How is IELTS Scored?

Each of the four subtests of the IELTS test (Listening, Reading Writing and Speaking) is scored separately and converted into band scores from  0–9, with 9 being the highest score. Half scores (for example, 4.5/5.5/6.5) are possible. The four individual scores are added and converted into an overall test score, again from 0–9, IELTS determine all, final calculations. 

Assessment of the four, individual IELTS subtests 

Listening – There are 40 questions, so your score is out of a possible 40. This score is then converted to a band score between 0 and 9.

Reading – As for Listening, there are 40 questions, and your score out of 40 is converted into a band score between 0 and 9.

Writing – There are two writing tasks (Task 1 and Task 2), and each task is scored from 0 to 9 on four assessment criteria, by a trained, IELTS assessor. The two sets of four individual scores are converted into an overall score between 0 and 9 by computer.

The four assessment criteria for Writing Task 1 are; 

• Task Achievement (To what extent have you done what the task asked you to do?)

• Coherence/Cohesion (Is your answer well-organised, systematic, are sentences linked well and easy to follow?)

• Lexical Resource (Is your use of vocabulary appropriate, varied and accurate?)

• Grammatical Range/Accuracy (Are sentences complex as well as simple, and accurate?)
 

The four assessment criteria for Writing Task 2 are; 

• Task Response (Is your point of view clear, well-developed and relevant to what the question asks?)

• Coherence/Cohesion (Is your answer well-organised, systematic, are sentences linked well and easy to follow?)

• Lexical Resource (Is your use of vocabulary appropriate, varied and accurate?)

• Grammatical Range/Accuracy (Are sentences both simple and complex, and accurate?)


Speaking – Your interview performance is rated by a trained assessor using four assessment criteria. These individual scores are then converted by computer into an overall Speaking score between 0 and 9.


The four, assessment criteria for the Speaking test are:

• Fluency/Coherence (Do you speak fluently? Is content of your answers easy to follow in terms of ideas and relevance?)

• Vocabulary (Is your use of vocabulary flexible, varied, appropriate?)

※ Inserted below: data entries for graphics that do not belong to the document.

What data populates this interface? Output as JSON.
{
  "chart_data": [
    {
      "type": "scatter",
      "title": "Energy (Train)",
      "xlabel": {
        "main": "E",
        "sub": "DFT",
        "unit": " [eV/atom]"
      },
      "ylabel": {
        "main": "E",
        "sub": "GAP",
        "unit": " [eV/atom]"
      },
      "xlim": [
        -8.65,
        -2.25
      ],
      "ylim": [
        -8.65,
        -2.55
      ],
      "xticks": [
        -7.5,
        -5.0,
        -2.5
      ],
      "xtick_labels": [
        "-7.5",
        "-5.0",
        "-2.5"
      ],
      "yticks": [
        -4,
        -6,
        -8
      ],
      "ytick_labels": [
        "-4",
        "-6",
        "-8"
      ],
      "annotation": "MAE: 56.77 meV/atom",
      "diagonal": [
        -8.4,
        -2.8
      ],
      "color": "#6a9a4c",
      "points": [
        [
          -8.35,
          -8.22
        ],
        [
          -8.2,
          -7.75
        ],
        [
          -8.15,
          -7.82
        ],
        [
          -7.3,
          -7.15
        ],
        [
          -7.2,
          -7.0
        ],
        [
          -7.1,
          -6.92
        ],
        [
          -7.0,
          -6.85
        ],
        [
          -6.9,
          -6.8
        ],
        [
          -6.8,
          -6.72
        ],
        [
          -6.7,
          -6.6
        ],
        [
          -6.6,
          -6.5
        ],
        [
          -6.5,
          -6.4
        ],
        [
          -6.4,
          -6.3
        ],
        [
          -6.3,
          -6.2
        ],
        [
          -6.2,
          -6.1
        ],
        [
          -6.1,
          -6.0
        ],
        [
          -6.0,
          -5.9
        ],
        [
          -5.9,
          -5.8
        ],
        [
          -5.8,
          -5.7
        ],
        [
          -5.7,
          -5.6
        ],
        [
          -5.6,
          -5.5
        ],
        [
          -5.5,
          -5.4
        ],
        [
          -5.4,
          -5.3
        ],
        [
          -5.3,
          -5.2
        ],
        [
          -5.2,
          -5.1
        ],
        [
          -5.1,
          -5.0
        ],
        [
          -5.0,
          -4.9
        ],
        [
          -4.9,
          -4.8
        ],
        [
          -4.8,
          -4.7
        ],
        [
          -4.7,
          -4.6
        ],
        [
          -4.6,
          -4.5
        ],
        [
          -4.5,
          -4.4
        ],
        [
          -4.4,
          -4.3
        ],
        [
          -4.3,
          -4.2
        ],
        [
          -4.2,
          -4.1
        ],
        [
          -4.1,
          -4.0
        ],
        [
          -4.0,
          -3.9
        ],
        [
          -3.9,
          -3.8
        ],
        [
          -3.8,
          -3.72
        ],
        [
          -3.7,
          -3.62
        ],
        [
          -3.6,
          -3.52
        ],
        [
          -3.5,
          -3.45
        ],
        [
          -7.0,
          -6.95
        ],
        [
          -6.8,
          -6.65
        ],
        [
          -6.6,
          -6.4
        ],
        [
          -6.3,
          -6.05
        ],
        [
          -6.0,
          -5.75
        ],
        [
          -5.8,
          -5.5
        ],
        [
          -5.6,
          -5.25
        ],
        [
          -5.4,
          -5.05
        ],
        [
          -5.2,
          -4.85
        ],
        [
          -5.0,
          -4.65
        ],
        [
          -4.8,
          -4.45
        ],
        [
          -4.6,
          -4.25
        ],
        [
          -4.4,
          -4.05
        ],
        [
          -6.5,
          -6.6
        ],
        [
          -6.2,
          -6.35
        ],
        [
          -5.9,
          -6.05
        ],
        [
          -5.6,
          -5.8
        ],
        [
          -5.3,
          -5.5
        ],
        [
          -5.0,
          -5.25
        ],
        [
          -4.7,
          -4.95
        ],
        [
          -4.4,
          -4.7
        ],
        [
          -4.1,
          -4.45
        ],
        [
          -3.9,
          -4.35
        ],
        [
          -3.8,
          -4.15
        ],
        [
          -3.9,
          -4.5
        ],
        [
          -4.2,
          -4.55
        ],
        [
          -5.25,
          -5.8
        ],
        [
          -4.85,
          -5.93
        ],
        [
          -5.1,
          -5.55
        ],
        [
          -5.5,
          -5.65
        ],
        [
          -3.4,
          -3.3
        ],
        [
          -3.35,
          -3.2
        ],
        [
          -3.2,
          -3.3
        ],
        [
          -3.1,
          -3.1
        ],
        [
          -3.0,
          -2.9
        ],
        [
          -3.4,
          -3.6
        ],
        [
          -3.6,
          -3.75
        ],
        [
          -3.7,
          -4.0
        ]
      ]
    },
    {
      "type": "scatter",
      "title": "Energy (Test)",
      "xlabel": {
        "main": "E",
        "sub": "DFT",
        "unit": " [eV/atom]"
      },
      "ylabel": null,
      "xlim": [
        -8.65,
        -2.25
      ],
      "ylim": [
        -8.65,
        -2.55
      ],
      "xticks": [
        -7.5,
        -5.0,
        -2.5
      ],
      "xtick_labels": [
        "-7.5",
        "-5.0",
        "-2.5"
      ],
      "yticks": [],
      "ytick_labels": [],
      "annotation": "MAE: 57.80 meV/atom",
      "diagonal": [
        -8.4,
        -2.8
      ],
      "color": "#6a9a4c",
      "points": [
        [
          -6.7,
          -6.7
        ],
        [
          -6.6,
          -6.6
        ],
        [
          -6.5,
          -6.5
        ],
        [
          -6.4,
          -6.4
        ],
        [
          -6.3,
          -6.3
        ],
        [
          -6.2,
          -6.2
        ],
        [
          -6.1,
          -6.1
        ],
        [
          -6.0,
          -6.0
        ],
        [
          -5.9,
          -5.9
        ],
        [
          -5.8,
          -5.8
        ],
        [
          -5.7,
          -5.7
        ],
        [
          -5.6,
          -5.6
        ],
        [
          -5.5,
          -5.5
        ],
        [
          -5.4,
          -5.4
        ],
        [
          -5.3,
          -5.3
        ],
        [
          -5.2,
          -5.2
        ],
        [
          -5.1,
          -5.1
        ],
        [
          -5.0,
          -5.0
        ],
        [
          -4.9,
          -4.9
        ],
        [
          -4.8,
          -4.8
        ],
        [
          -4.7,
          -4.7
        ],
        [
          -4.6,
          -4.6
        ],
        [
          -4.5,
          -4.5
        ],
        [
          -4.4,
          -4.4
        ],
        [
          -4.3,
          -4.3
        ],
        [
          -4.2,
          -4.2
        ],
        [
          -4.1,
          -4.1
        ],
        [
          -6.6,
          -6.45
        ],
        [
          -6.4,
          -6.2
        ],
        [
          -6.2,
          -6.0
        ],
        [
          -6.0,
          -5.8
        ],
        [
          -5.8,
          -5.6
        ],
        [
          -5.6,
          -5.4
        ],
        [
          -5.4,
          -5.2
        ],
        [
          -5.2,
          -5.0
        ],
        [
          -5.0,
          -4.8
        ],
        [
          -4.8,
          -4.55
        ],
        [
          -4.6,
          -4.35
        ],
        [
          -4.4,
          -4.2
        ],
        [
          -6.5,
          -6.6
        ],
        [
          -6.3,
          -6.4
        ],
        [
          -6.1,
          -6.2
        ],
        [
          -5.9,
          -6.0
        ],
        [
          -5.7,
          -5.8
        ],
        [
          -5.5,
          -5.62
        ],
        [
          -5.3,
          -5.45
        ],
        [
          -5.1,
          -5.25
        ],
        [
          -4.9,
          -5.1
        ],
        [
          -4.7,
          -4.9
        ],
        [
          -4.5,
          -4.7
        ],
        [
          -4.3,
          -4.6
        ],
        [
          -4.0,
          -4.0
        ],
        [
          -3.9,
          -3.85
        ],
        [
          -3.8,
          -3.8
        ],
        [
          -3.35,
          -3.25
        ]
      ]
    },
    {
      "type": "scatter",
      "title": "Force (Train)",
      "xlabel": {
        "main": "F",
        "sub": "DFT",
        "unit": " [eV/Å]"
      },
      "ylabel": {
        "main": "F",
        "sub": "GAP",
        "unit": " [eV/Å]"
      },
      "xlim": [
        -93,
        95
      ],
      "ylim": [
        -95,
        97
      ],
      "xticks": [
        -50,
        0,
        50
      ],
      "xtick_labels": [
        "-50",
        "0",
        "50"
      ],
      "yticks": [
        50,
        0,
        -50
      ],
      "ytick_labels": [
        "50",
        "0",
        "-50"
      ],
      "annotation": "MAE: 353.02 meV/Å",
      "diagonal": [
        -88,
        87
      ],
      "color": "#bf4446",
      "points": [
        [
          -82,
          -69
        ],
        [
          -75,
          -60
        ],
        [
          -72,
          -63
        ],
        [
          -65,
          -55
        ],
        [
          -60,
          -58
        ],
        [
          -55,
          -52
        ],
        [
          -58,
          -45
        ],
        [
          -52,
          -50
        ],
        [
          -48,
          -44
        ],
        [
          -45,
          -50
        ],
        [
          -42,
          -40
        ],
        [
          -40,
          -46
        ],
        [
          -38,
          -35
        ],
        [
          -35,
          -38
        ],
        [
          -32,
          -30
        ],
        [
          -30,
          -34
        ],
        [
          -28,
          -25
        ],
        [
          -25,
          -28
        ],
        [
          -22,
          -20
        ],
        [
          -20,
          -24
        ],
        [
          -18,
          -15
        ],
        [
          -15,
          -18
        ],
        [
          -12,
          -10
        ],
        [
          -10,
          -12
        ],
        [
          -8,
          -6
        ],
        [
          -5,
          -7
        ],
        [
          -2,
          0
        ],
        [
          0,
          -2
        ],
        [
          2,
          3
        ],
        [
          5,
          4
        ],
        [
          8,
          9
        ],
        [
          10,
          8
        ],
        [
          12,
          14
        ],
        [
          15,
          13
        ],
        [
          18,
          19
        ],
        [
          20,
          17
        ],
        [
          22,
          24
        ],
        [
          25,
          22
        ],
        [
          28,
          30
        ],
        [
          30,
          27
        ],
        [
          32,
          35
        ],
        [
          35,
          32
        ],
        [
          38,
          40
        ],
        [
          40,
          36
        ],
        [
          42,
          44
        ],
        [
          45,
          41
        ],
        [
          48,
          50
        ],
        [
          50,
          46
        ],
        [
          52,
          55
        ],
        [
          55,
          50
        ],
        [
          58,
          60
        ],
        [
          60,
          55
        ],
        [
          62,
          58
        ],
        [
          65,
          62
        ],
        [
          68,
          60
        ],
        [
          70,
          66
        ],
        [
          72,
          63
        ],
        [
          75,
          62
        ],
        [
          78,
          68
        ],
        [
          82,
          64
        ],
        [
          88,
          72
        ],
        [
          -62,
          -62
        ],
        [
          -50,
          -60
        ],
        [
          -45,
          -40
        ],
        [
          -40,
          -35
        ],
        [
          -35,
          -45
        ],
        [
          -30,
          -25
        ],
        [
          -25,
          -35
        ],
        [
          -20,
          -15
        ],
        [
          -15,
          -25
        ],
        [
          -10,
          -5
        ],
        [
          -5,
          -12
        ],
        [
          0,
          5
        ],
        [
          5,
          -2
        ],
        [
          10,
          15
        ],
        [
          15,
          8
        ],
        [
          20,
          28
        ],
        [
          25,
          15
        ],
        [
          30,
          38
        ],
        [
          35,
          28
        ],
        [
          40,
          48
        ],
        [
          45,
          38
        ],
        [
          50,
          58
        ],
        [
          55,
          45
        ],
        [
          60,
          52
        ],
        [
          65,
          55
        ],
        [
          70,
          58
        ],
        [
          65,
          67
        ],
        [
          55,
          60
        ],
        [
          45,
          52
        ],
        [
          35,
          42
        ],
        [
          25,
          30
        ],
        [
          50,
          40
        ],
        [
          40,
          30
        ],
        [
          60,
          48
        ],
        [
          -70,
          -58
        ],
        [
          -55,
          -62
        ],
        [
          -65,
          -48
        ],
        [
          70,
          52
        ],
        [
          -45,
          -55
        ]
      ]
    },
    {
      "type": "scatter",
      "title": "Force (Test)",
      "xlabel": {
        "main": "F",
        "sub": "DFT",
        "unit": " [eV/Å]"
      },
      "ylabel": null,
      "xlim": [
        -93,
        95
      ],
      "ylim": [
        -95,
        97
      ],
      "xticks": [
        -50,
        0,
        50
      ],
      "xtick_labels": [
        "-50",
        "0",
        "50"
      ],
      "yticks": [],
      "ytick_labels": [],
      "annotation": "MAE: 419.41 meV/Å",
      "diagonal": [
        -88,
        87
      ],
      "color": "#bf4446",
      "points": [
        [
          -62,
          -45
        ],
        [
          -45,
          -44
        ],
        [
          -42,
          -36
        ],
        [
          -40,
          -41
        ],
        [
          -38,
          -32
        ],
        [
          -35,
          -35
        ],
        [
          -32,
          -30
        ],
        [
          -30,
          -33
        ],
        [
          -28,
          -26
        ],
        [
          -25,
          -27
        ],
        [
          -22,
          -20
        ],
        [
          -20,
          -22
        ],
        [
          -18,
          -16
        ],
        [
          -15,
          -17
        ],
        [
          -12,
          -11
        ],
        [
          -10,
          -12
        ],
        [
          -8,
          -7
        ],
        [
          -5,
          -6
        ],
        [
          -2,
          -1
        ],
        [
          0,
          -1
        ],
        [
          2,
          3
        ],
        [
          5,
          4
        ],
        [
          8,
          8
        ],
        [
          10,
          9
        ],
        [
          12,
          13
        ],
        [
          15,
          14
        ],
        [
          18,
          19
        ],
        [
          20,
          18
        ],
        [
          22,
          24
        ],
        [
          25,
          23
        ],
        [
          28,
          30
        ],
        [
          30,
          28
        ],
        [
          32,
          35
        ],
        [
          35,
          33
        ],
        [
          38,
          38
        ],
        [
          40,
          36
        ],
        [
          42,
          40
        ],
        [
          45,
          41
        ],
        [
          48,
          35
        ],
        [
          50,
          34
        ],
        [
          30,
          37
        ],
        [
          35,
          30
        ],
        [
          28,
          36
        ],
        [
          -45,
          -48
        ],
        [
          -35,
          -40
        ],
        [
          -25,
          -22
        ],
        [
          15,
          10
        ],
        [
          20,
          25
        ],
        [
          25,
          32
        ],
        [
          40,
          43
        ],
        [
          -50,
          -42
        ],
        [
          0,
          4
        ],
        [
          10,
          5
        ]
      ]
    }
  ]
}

• Grammatical Range/Accuracy (Do you speak using accurate and varied grammar?)

• Pronunciation (Is your pronunciation easy to follow, with good stress, rhythm, intonation, chunking?)

Test Report Form

Your four scores for each part of the test and your final overall IELTS score are printed on your Test Report Form, which is usually available 2 weeks after your test date.

 

What if I think my IELTS score is not accurate?

You can pay a fee and ask IELTS to re-assess your subtests, but this does not guarantee a better score. For details of this process, visit the official IELTS website (www.ielts.org) 
 

What score do I need to achieve?

Universities, colleges, schools, professional bodies and government departments decide on the specific scores required, according to their own judgments of the language demands involved. You should check the details of any IELTS requirements you are being asked to achieve?